If your online empire vanished when Google twitched with every Panda update over the past year (after some over-stressed and over-worked Google Quality Rater decided your website wasn’t good enough after looking at it for, at most, about 30 seconds), then you are relying too much on Food Cart tactics.
To have the real staying power to last in this age of constant change online, you must build a following. You must strive for the Elephant model. You must get people to follow you and seek you out at all costs, rather than struggling to shout over everyone else in a marketplace that is becoming ever more crowded.
Again, I’m not dissing the mini-site, the affiliate site, the adsense site or anything like that. They absolutely have their place. They are excellent for getting your feet wet, testing a market, and learning the basics of marketing. Do not overlook the value in Food Cart business marketing.
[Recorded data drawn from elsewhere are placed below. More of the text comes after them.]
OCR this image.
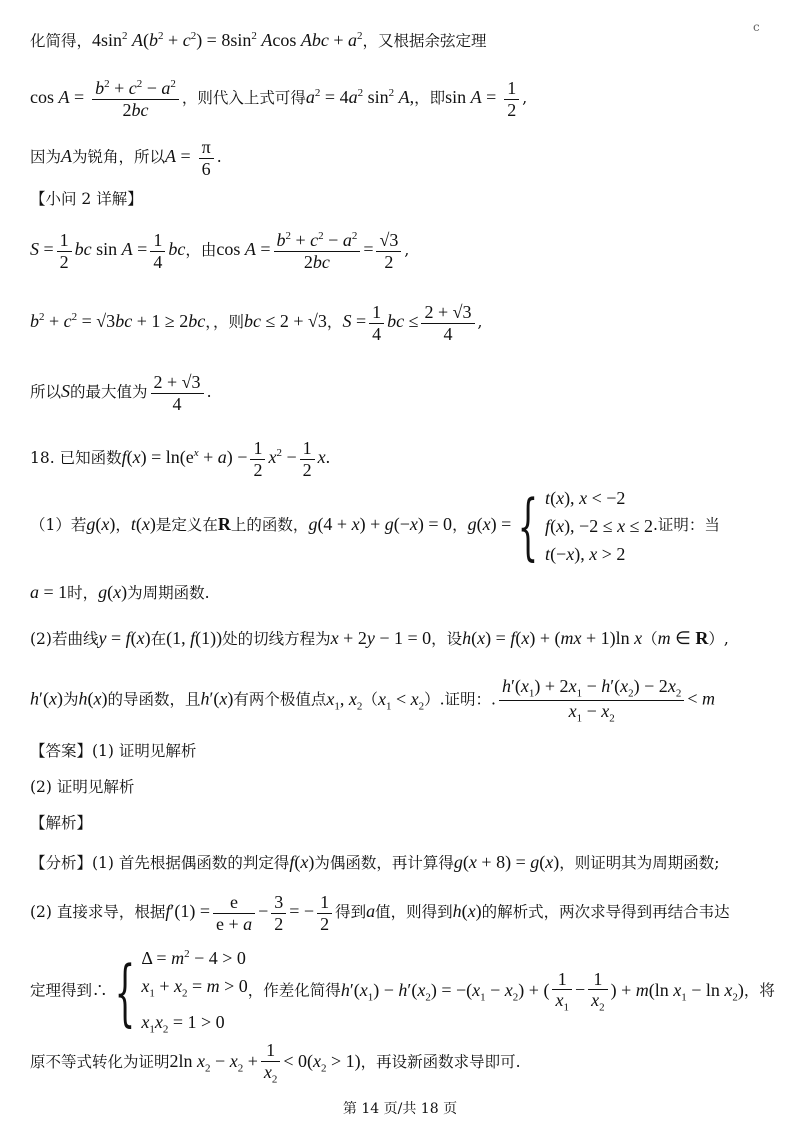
c
化简得，$4\sin^2$ $A(b^2 + c^2) = 8\sin^2$ Acos Abc + $a^2$，又根据余弦定理
$\cos A = \frac{b^2 + c^2 - a^2}{2bc}$ ，则代入上式可得$a^2 = 4a^2$ $\sin^2 A$,，即$\sin A = \frac{1}{2}$ ,
因为A为锐角，所以$A = \frac{\pi}{6}$ .
【小问 2 详解】
$S = \frac{1}{2}$ bc $\sin A = \frac{1}{4}$ bc，由$\cos A = \frac{b^2 + c^2 - a^2}{2bc} = \frac{√3}{2}$ ,
$b^2 + c^2 = √3bc + 1 \ge 2bc$，，则bc ≤ 2 + √3，$S = \frac{1}{4}$ bc ≤ $\frac{2 + √3}{4}$ ,
所以S的最大值为 $\frac{2 + √3}{4}$ .
18. 已知函数$f(x) = \ln(e^x + a) - \frac{1}{2} x^2 - \frac{1}{2} x$.
（1）若g(x)，t(x)是定义在R上的函数，g(4 + x) + g(−x) = 0，g(x) ={ t(x), x < −2
f(x), −2 ≤ x ≤ 2
t(−x), x > 2
.证明：当
a = 1时，g(x)为周期函数.
(2)若曲线y = f(x)在(1, f(1))处的切线方程为x + 2y − 1 = 0，设h(x) = f(x) + (mx + 1)ln x（m ∈ R）,
h′(x)为h(x)的导函数，且h′(x)有两个极值点$x_1$, $x_2(x_1 < x_2)$.证明：. $\frac{h'(x_1) + 2x_1 - h'(x_2) - 2x_2}{x_1 - x_2} < m$
【答案】(1) 证明见解析
(2) 证明见解析
【解析】
【分析】(1) 首先根据偶函数的判定得f(x)为偶函数，再计算得g(x + 8) = g(x)，则证明其为周期函数;
(2) 直接求导，根据$f'(1) = \frac{e}{e + a} - \frac{3}{2}$ = − $\frac{1}{2}$ 得到a值，则得到h(x)的解析式，两次求导得到再结合韦达
定理得到∴{ $\Delta = m^2 - 4 > 0$
$x_1 + x_2 = m > 0$
$x_1x_2 = 1 > 0$
，作差化简得$h'(x_1) - h'(x_2) = -(x_1 - x_2)$ + ( $\frac{1}{x_1} - \frac{1}{x_2}$ ) + m(ln $x_1 - \ln x_2$)，将
原不等式转化为证明2ln $x_2 - x_2 + \frac{1}{x_2} < 0(x_2 > 1)$，再设新函数求导即可.
第 14 页/共 18 页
But they are not the end destination, that I recommend you strive toward. The goal should not be to have an empire of 100 niche sites that all vanish when Google decides to stop playing coy and flat out deindexes every website that has an affiliate link, after Anonymous destroys Google on Guy Fawkes Day 2012, or after you cut off Matt Cutts in rush hour traffic and he personally decides to manually rewrite the Google algorithm to exclude all your websites as a form of revenge.
I recommend the goal to be having one or two separate businesses that you can focus on and scale to an immense level. Go for deep and focused, rather than broad and shallow.
This is the Benefiting from Bangkok manifesto. This is not the complete manifesto. In the weeks to come, I’ll be putting out more thoughts on the tactics and approaches to operating a Food Cart and an Elephant business, what it takes to be successful at each, and how to transfer from one to the other.